We were still able to stake out a spot on the edge of the reflecting pool, where no one would get in front of us. After setting up the tripod and camera by the light of a headlamp, I took a test shot, and the photo was completely black. 😦 I checked the exposure, aperture, ISO, and focus, and they were right. Then I felt for the lens cap — it was still on the lens! I normally set focus through the lens, but it was so dark that we focused at infinity. Removing the lens cap solved the problem.
Shown above, this photo using a 30-second exposure was taken well before dawn, and the pool with flowers is visible. It was too dark to see the flowers with the naked eye, so I was surprised when I saw the flowers in the image on the camera LCD.

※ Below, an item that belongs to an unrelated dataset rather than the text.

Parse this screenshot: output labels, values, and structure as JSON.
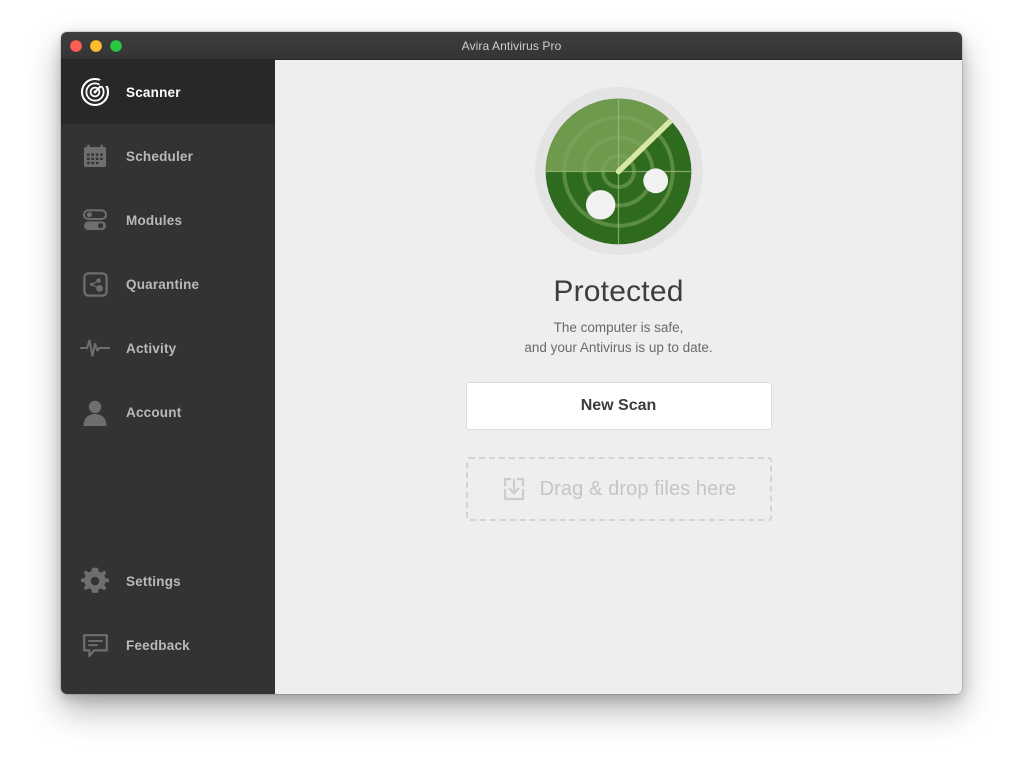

At 5:15 am, stars are visible. 30-second exposure at f/4 and 3200 ISO. By taking a photo and reviewing it, I was able to point the camera and adjust the focal length to capture the sky, Angor Wat, and its reflection in the pool.
At 5:30, the sky has taken on a reddish tone, the stars are still visible, and features of the temple are emerging. The camera settings are the same as before.
At 5:45, the sky is rosy, and Angkor Wat is in silhouette. The aperture is stopped down to f/14, and the ISO is decreased to 800 to increase the depth of field and image quality.
After that, the sky fades as the sun comes up. At 7:00, the sun rises over a tower. I stopped down the aperture to f/22 to capture a star pattern from the yellow sun over the tower.
We’re at Angkor Wat, and the day has just begun.